Deben existir pocos lugares en el planeta donde se hagan tantos chistes negros por segundo como en el aeropuerto de El Palomar, ese extraño ejemplo de la Teoría del Derrame pero al revés, ya que allí fue el sector público quien le hizo la onda al privado. Cuando el actual gobierno nacional decidió reacondicionar un sector de la base aérea militar para permitirle operar a la empresa Flybondi –¿no había otro nombre?–, ese predio al oeste del conurbano bonaerense que supo ser una de las plataformas de los Vuelos de la Muerte durante la última dictadura pasó a convertirse en el primer aeropuerto para aerolíneas low cost no sólo de Argentina sino de América latina.
En esta aeroestación de juguete que cualquier Bin Laden podría vulnerar simplemente disparando desde el furgón del tren San Martín que pasa a dos cuadras, la seguridad es privada. Un dato llamativo, teniendo en cuenta que se trata de un espacio público y el Estado dispone de una fuerza específica: la Policía Aeroportuaria. Un pasajero que no imprimió su boarding pass intenta cruzar el último control mostrando el código QR. Pero el escáner no lo lee. “Pasá igual”, dice el agente. Qué buena onda, todos parecen amigues.
A pesar de intentar replicar un modelo de negocios que es exitoso en Europa, Flybondi selló a fuego su destino el día de su vuelo “inaugural” con una prueba que salió del aeropuerto de Córdoba el 23 de enero y aterrizó 12 minutos después en el mismo lugar. Fue debido a “una falla menor”, arguyó la compañía en su cuenta de Twitter. Una explicación imprecisa que, al revés de lo que se proponen los cambiantes dueños de la aerolínea, tuvo un costo altísimo: el de manchar la reputación de una empresa que en lo sucesivo siguió acumulando problemas de servicios y horarios.
“Hola, viejo. Te mando este video para decirte que te quiero mucho. Porque nunca de sabe, ja”, dice una señora mientras se filma con su celular camino al avión que la llevará –o eso intentará– a Jujuy. Detrás de ella, tres chicas se ríen: “¡Si esto se cae, vamos a ser noticia!”. El humor no es sólo un mecanismo para alegrarnos sino también para quitarle tensión al peligro latente. Eso lo saben los pasajeros y también la tripulación: “¡Levanten la mano los que van a Jujuy!”, invita una azafata por los altoparlantes de un vuelo que invariablemente conducirá a todos a ese destino, en el mejor de los casos. El chiste no surge efecto, entonces la voz amplía el recurso: “¡No los escuché! ¿Qué calor de locos que hace, no?”. Pero no hay caso.

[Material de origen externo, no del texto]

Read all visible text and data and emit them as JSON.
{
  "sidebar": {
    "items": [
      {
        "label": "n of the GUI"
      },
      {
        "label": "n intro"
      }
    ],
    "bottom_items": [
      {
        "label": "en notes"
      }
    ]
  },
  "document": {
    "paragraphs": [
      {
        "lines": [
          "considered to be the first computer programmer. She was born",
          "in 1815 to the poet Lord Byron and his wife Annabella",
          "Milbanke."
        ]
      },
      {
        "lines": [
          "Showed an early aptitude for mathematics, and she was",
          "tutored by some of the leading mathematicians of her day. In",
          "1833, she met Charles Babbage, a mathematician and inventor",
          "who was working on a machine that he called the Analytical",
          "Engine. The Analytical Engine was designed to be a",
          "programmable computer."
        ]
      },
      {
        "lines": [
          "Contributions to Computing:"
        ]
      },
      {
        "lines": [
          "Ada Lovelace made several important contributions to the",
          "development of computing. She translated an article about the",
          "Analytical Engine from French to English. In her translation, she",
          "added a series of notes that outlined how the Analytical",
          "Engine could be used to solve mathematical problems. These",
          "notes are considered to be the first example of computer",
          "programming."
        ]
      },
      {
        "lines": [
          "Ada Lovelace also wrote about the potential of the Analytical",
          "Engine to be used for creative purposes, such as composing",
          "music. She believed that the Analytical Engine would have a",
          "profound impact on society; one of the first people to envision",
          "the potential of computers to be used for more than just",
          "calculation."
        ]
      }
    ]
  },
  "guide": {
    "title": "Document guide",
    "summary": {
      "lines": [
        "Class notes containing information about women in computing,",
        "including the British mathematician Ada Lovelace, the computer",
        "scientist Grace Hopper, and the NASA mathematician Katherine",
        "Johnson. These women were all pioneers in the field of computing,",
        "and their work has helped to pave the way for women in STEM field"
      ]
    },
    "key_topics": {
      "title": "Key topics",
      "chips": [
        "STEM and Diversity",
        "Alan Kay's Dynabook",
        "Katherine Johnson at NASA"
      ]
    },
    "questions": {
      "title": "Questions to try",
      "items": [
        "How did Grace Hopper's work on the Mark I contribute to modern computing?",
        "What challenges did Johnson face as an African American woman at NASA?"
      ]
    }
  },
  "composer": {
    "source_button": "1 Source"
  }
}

La tripulación pretende establecer un trato más cercano. Quizás el mejor modo sería brindando un buen servicio, pero como eso no siempre es posible apelan a una herramienta inédita: el tuteo combinado por un lenguaje coloquial. “Podés guardar la mochi acá arriba”, sugiere un tripulante. Por un momento parece que uno volvió a la edad preescolar y está en un jardín de infantes. Pero todo vuelve a la realidad cuando pasa el carrito con bebidas y comidas: un café en el aire vale cien pé.
La voz reaparece y cuenta que el avión se llama Max. “Es el nombre de un cachorro mestizo encontrado en Córdoba que se ganó el cariño de todos.” Ahá. Poco después, el altavoz cuenta que es el mes de la lucha contra el cáncer de mama y que Flybondi se suma a la causa, aunque no explica cómo. En el momento de mayor ternura llega la seriedad: “Vamos a entrar en una zona de turbulencias. Les rogamos no se cambien de asientos por un tema de estabilidad”. Quizás la solución sea dormir un rato y despertarse donde sea. Pero, al menos en este vuelo, será difícil: a pesar de que el avión es joven como el cachorrito que le dio su nombre, Max tiene varios de sus asientos con la reclinación trabada. Tal resulta el costo de viajar en un bondi con nombre de perro y cuyo slogan empresarial es “la libertad de volar”. Asoma en el horizonte un cambio en los paradigmas de la aeronavegación en Argentina. Lo que aún no sabemos es si eso nos llevará a mejores destinos que los actuales o si invariablemente nos hará estrellarnos en la pista.